Ultimately, Himes says, he doesn’t know where The Black Rep will make its permanent home. The relationship with Harris-Stowe theater has lots of potential, but he thinks the future won’t be secure until the troupe moves into a theater of its own. After 37 years, he said, “I am thinking about a legacy.”
Black Rep Season 37
“Black Nativity” (Dec. 4-22) • Langston Hughes’ retelling of the traditional Christmas story, expressed through dance and gospel music.
“The Meeting” (Jan. 8-26) • Jeff Stetson’s play imagines a meeting (that never really took place) between Dr. Martin Luther King Jr. and Malcolm X.
“For Colored Girls Who Have Considered Suicide/ When the Rainbow Is Enuf” (Jan. 30-Feb. 9) • Ntozake Shange uses poetry and dance to explore the lives of black women from a variety of perspectives. This production will play at the Missouri History Museum in Forest Park.
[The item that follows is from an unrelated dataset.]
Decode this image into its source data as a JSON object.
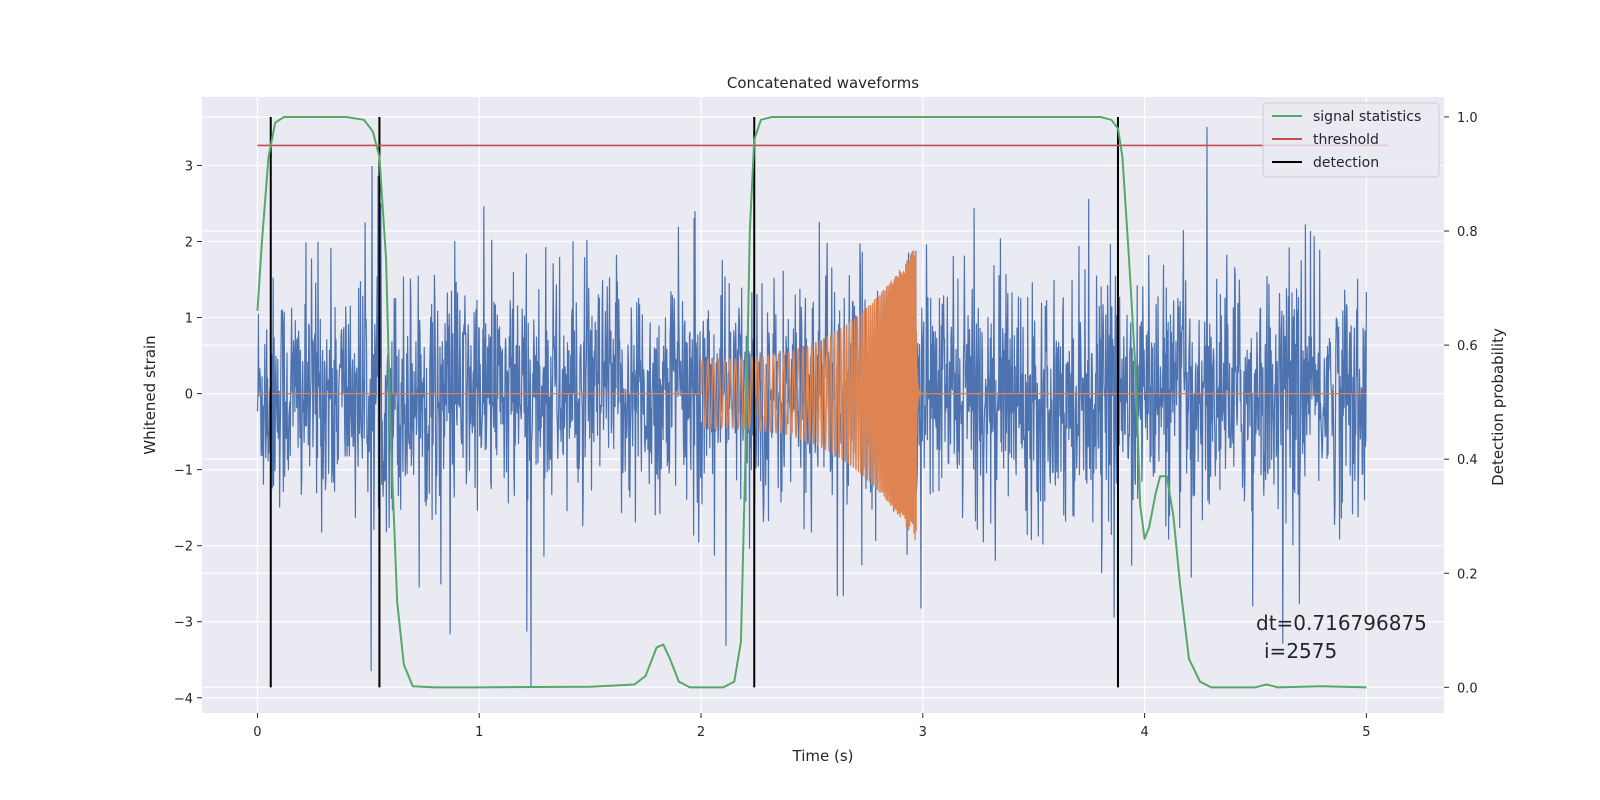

“The Trials of Brother Jero” (April 9-27) • This comedy by the Nigerian Nobel laureate Wole Soyinka centers on a con man with a weakness for the ladies. Ron Himes, who directs the other three shows, plays the title role; Ed Smith directs.
Where • Emerson Performance Center at Harris-Stowe State University, 3026 Laclede Avenue.
More info • theblackrep.org, or call 314-534-3810
Open house • Get a preview of the Black Rep’s new home at an open house from 2 to 5 p.m. Nov. 16 at Harris-Stowe State University’s Emerson Performance Center. Ron Himes of the Black Rep and Constance Gully, interim president of the university, are the hosts. It’s free and open to the public.